Maroc : deux ministres refusent de se serrer la main… un remaniement du gouvernement sur fond de scandale

Le roi marocain Mohamed VI a limogé mercredi dernier le ministre de l’Enseignement supérieur, de la Recherche scientifique et de l’Innovation dans un contexte d’une vague de contestation croissante dans son secteur liée notamment à la fronde des étudiants en médecine qui se poursuit depuis plus de 10 mois, dans le cadre d’un remaniement partiel du gouvernement touchant de nombreux ministres.
Lors de la cérémonie de passation de consignes à la tête du ministère de l’Enseignement supérieur, le nouveau ministre fraîchement désigné par le roi, Azzedine El Midaoui, a refusé de serrer la main de son prédécesseur Abdellatif MiraouI. La vidéo de la scène, largement partagée sur les réseaux sociaux, montre MiraouI essayant de serrer la main de Midaoui, qui le repousse, refusant clairement d’échanger des salutations avec lui.
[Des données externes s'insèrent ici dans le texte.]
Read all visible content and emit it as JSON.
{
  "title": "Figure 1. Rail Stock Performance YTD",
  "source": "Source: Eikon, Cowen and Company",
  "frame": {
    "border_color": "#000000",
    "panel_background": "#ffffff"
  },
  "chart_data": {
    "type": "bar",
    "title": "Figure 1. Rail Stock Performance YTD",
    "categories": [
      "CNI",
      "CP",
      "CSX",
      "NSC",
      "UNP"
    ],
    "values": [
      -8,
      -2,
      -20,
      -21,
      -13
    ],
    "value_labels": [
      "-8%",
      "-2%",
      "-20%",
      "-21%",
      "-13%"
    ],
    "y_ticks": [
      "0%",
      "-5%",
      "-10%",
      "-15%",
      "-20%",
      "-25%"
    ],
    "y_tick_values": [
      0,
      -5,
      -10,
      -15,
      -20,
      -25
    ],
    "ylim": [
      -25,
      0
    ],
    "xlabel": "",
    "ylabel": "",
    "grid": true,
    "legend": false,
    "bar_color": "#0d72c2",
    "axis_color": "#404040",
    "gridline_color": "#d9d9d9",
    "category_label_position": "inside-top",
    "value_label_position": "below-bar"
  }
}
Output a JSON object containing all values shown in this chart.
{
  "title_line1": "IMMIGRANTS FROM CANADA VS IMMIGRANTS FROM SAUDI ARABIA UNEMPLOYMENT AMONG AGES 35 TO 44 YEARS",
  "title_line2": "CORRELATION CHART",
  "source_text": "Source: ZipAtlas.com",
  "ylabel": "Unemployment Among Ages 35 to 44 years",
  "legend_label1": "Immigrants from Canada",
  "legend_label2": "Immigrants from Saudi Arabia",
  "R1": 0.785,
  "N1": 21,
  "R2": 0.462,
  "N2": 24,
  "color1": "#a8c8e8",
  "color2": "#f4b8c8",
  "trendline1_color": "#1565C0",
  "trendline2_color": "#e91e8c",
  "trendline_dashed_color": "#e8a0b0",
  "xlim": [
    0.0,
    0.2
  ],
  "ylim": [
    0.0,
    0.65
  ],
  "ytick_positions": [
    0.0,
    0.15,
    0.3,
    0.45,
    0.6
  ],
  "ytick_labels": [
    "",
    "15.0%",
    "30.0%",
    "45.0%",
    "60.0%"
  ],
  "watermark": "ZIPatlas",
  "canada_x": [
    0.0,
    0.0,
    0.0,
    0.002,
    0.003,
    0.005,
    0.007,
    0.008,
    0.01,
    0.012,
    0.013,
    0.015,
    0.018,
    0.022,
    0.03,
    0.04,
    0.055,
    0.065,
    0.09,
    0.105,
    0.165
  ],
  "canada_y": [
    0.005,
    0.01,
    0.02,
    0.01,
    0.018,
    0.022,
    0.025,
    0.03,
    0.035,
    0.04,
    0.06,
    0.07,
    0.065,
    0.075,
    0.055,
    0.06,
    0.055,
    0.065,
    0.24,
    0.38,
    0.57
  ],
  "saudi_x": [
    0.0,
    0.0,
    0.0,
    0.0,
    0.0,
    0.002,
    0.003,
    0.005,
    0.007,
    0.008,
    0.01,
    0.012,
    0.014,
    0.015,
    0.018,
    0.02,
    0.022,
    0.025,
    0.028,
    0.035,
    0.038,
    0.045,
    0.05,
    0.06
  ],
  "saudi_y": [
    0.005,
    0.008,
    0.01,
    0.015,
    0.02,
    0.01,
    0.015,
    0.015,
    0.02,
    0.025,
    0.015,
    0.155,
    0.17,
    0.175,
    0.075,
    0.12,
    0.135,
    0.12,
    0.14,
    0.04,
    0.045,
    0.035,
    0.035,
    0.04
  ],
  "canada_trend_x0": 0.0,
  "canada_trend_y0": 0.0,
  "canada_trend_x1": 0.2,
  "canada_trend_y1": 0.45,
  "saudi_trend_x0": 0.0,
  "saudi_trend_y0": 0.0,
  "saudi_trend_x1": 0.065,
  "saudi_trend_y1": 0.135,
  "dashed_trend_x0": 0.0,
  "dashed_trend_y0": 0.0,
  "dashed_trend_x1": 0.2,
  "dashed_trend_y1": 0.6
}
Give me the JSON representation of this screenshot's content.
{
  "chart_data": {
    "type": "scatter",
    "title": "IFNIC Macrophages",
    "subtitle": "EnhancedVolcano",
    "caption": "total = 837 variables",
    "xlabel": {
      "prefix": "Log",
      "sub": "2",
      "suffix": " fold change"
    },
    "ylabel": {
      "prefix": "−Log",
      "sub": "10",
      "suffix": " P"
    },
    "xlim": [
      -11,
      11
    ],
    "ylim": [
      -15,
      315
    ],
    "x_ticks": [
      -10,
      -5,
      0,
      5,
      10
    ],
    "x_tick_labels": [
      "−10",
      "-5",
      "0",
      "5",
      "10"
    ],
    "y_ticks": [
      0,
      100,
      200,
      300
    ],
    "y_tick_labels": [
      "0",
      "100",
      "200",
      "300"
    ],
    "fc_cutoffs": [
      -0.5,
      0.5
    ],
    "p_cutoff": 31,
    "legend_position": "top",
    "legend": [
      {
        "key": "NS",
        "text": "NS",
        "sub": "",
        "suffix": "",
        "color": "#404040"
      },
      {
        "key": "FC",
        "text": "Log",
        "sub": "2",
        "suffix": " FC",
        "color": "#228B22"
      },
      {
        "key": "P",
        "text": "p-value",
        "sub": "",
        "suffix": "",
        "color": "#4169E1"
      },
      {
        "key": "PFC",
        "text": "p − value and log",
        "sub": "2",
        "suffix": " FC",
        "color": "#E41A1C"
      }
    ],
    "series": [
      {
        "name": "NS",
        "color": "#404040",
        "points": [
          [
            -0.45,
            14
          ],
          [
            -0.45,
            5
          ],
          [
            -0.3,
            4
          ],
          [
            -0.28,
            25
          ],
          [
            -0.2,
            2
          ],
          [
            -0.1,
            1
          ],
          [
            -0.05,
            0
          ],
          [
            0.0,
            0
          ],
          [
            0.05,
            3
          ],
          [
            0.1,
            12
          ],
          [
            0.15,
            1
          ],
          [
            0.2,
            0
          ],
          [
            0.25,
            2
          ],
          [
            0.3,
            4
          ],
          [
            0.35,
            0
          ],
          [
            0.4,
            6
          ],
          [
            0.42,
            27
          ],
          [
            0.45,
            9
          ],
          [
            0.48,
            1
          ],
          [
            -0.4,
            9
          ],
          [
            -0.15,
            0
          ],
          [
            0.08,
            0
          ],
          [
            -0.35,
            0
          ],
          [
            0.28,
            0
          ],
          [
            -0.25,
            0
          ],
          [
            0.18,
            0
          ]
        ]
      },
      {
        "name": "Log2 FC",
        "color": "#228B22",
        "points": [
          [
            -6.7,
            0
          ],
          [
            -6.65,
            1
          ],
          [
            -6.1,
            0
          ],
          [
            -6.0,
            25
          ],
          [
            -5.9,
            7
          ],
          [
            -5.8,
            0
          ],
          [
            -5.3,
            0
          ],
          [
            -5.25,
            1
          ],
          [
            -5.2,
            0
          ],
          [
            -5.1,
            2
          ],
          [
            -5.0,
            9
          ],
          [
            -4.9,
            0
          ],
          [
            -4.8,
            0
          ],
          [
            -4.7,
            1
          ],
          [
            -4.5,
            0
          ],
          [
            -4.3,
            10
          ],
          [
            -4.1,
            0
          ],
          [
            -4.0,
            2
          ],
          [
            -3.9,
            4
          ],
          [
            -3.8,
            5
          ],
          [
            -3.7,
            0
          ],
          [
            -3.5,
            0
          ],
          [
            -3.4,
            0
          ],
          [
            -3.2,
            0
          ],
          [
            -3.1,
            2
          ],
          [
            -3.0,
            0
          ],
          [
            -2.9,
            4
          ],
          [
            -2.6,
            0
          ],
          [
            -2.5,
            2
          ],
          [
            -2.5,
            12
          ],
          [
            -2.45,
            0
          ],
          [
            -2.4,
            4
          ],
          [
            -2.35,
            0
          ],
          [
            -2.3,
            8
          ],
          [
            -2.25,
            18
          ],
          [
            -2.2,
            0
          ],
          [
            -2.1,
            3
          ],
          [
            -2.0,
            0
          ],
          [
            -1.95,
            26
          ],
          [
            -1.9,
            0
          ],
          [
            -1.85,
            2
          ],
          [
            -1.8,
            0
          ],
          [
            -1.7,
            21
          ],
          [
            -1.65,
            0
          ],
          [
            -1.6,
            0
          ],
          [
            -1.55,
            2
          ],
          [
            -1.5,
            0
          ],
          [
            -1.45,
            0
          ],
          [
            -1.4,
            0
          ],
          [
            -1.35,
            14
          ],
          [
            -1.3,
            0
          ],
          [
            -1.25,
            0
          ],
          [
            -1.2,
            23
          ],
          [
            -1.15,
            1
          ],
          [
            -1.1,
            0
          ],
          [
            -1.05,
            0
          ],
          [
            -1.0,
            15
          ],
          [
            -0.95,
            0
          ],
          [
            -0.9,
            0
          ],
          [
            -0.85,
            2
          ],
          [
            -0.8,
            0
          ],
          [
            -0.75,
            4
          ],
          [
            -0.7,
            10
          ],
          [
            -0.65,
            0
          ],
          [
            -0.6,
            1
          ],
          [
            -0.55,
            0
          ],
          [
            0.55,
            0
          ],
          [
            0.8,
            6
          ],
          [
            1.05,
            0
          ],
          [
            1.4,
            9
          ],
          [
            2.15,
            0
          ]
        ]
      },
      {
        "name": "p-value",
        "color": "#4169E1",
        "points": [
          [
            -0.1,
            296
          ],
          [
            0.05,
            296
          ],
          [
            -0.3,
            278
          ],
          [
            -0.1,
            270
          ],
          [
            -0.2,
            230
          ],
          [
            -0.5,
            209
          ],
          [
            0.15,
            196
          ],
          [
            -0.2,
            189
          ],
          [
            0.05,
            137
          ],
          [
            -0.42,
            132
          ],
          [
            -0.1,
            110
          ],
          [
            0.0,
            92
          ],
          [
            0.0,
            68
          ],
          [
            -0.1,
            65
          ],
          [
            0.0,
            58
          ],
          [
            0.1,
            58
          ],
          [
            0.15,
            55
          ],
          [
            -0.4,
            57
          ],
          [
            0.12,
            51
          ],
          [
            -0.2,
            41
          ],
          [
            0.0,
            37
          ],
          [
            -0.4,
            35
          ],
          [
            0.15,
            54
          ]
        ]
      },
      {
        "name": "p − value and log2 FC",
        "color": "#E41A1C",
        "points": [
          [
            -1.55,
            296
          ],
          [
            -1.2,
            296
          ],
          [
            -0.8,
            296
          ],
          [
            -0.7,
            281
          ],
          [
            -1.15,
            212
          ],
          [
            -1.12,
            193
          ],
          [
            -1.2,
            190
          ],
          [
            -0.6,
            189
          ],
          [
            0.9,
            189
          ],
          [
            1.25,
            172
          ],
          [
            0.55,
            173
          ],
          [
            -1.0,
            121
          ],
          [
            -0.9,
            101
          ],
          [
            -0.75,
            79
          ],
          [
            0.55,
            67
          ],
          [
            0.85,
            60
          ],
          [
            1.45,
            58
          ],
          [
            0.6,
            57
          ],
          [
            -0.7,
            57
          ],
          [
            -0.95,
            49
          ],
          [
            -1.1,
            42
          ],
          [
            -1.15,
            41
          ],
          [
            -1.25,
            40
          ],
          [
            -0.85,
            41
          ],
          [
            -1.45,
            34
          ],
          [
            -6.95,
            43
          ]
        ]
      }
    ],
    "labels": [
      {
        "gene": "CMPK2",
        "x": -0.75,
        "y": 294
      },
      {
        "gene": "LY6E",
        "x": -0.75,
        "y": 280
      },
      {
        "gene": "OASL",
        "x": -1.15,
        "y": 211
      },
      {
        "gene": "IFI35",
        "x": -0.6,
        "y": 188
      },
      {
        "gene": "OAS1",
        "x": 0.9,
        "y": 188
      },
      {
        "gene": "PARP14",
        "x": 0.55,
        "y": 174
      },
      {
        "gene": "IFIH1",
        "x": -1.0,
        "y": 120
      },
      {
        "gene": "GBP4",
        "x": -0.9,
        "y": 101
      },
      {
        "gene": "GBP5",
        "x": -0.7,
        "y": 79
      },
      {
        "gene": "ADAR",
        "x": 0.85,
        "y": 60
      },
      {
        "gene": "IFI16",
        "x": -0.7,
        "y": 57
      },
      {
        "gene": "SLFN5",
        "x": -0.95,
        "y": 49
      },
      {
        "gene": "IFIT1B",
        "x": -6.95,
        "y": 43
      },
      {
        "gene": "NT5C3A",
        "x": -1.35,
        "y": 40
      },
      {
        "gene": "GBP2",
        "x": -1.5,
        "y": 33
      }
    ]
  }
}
Alors que Midaoui n’a donné aucune raison pour sa geste jugée par d’aucuns comme irrespectueuse et non protocolaire, certaines sources ont expliqué ce comportement par l’irritation du nouveau ministre de la décision du Miraoui, qui l’avait demis de ses fonctions de poste du recteur de l’Université Ibn Tofail de Kénitra pour des raisons personnelles. La vidéo de ces scènes embarrassantes, qui offre un regard remarquable dans les coulisses des membres du gouvernement qui n’éprouvent aucune honte à se donner à des querelles de revanche personnelle, a été largement critiquée sur les réseaux sociaux.
Scandalisés, certains internautes marocains sont allés jusqu’à exiger le licenciement du ministre auteur de cet acte, estimant que son comportement reflète beaucoup d’arrogance. D’autres y voient qu’il ne s’agit pas seulement d’un acte isolé d’une mauvaise conduite d’un ministre, mais un comportement qui suggère jusqu’à quand les membres du gouvernement marocain abusent de leurs pouvoirs pour cibler leurs rivaux politiques et régler leurs intérêts très étroits, et ce au détriment du service public.
La semaine dernière, les étudiants en médecine, qui boycottent les cours depuis plus de 10 ans, ont observé une grève générale les 15, 16 et 17 octobre. Les organisateurs ont dénoncé une « négligence systématique » de leurs revendications qui « témoigne d’un manque de sérieux de la part du ministère de l’Enseignement supérieur et des responsables de secteur », décriant une politique « de fuite en avant » du gouvernement dans le traitement de leur dossier.
Défiant les manifestations de masse des organisations syndicales qui refusent profondément les contours du nouveau projet de loi sur la grève présentée par le gouvernement marocain, ce dernier a accéléré son adoption en le transmettant au parlement pour examen, dernière étape avant sa mise en vigueur. Le texte a suscité de vives critiques des Marocains en raison de la non implication des syndicats dans son élaboration, qui promettent désormais de hausser le ton et les manifestations de colère pour réclamer son annulation.